Préfète "en fuite" ?
Pour Annick Girardin, "l'Etat a été privé de communication", pendant cette crise. "Les réseaux sociaux ont pris le relais et la rumeur a envahi complètement ces réseaux", a-t-elle déploré lors d'un débat sur le tourisme outre-mer, regrettant une "destruction de l'image de ces territoires".
"Sans téléphone, sans internet, les rumeurs aggravent les difficultés", a-t-elle tweeté lors de son déplacement à Saint-Martin, démentant par exemple celles affirmant que la préfète déléguée de Saint-Martin était "en fuite".
Le gouvernement a aussi dû rassurer la population après une rumeur d'évasion massive de détenus dans la partie néerlandaise de l'île, relayée par erreur par une gendarme.
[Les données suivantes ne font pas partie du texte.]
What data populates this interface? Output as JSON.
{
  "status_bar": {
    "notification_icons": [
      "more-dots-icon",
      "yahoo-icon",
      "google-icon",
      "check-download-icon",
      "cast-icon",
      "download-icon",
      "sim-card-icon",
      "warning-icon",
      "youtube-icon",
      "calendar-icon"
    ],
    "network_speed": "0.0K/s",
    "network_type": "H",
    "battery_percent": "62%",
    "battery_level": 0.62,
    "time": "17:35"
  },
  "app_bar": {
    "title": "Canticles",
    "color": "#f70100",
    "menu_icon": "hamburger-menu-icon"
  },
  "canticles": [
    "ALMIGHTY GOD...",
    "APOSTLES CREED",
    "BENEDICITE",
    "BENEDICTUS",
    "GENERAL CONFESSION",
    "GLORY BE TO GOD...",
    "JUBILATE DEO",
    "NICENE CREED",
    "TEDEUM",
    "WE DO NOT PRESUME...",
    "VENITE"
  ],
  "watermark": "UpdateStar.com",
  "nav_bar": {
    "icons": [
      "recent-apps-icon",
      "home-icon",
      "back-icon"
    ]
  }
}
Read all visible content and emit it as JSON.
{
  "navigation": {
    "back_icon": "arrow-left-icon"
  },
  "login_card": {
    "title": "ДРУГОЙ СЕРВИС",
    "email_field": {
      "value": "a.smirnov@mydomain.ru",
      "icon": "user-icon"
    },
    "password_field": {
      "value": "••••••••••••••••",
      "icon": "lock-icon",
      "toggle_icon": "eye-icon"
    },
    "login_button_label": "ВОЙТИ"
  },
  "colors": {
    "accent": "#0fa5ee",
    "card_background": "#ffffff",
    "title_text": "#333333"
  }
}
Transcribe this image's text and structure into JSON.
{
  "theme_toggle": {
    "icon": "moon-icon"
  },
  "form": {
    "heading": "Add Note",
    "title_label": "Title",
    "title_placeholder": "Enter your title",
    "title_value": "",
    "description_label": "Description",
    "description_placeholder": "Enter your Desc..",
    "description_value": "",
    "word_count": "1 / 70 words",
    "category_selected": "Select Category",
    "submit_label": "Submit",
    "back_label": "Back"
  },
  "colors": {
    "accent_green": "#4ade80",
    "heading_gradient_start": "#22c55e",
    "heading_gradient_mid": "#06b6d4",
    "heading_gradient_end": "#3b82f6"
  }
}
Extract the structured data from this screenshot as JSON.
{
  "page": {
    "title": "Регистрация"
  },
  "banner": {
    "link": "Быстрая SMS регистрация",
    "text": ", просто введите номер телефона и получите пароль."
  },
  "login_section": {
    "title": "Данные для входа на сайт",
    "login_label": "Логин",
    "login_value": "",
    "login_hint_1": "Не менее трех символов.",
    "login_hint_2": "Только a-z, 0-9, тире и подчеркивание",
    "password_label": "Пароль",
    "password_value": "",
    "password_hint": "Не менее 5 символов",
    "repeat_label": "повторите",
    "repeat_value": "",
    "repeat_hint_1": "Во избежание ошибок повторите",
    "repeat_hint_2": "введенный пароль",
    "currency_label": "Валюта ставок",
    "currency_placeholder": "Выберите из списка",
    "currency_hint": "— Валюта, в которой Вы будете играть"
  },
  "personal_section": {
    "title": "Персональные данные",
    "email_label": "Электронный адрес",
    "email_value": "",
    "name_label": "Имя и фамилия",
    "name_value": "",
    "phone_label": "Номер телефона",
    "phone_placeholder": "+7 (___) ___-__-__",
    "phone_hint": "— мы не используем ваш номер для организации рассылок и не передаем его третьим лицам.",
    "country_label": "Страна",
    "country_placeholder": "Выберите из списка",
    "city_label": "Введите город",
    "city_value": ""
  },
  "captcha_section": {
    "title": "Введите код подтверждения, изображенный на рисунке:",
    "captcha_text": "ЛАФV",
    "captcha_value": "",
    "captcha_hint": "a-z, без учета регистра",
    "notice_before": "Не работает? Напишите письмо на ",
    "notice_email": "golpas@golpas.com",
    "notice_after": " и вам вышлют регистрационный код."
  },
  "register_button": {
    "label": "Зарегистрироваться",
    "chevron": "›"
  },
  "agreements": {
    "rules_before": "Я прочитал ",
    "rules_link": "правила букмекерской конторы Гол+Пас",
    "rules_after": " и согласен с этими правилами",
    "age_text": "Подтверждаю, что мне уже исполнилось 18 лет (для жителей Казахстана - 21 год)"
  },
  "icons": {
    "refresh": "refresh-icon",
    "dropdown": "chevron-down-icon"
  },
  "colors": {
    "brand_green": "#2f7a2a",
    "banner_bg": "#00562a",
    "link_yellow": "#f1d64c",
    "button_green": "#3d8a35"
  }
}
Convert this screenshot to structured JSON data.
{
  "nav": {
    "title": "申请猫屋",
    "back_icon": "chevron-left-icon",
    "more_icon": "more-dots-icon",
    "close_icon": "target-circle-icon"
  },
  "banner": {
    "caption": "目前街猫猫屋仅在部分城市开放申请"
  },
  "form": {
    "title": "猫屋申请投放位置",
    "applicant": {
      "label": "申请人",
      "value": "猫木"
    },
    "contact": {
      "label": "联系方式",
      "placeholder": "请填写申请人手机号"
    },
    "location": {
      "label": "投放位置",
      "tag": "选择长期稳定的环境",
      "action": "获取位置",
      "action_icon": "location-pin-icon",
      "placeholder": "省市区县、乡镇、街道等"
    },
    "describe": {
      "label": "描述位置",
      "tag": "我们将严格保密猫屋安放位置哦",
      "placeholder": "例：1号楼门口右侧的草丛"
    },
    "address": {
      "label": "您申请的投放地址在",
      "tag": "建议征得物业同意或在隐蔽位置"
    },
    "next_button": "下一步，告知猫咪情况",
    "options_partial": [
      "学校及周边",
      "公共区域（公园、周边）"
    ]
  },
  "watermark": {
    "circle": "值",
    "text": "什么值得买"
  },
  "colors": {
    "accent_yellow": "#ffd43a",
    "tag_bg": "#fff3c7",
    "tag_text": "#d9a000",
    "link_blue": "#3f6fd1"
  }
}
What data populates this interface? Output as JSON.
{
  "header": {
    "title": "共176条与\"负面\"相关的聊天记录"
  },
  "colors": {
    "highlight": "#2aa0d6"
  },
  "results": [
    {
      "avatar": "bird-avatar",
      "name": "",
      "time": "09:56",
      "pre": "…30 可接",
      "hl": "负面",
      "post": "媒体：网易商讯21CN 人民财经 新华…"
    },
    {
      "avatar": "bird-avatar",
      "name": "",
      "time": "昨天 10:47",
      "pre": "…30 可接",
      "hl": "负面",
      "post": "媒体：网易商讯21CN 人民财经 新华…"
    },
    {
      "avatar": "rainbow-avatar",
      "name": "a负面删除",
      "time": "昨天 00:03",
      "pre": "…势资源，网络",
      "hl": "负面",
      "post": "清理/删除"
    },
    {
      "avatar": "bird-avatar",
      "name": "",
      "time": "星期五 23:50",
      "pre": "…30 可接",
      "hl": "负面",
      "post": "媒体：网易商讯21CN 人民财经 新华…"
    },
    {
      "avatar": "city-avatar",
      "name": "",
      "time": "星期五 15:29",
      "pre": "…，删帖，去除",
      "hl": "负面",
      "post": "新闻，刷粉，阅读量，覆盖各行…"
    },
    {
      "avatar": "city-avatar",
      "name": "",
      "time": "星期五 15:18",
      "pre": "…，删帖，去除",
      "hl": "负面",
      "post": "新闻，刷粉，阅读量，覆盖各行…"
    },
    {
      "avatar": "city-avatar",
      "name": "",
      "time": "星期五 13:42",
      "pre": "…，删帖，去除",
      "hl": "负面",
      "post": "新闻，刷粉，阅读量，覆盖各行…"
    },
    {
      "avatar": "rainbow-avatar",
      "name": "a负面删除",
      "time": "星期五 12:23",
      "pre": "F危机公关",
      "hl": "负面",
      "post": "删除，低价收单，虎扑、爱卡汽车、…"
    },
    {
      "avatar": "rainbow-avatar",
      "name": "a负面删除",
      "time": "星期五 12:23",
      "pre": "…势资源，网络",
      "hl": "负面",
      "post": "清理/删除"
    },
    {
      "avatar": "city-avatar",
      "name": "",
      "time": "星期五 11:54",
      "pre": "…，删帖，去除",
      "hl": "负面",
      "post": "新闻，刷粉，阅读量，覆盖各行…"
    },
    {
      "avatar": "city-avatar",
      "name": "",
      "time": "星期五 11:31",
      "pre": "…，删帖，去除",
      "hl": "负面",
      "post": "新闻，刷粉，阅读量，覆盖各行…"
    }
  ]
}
Une fausse information issue "de légendes sur les prisonniers évadés, mais qui souvent s'appuie sur des réalités, puisqu'en Afrique, il y a peu de temps, une prison s'est vidée quasi en totalité", relève M. Froissart. "Il ne faut pas penser que l'esprit humain va chercher des choses invraisemblables".
Des rumeurs surtout relayées par les médias ou les autorités, note le chercheur. "Car pour démentir une rumeur, il faut paradoxalement la citer. Et si 99% des personnes vont croire le démenti, une infirme minorité va toujours douter".
Une partie des rumeurs, portant notamment sur l'incompétence de l'Etat, est par ailleurs "clairement récupérée politiquement" et relayée "par la fachosphère" et sa "rhétorique anti-système", explique M. Froissart.
Quant aux rumeurs de "hordes cagoulées et armées", qui ont mis "à feu et à sang" Saint-Martin, comme l'ont raconté réseaux sociaux et habitants, elles partent de cas de pillages réels, mais dans des proportions bien moindres que celles décrites.
Personne par exemple n'a été "abattu parce qu'il refusait de descendre de sa voiture", et aucune gendarmerie ou armurerie n'a été pillée. Au total, 105 personnes ont été interpellées et onze placées en détention à la suite des pillages, selon la justice.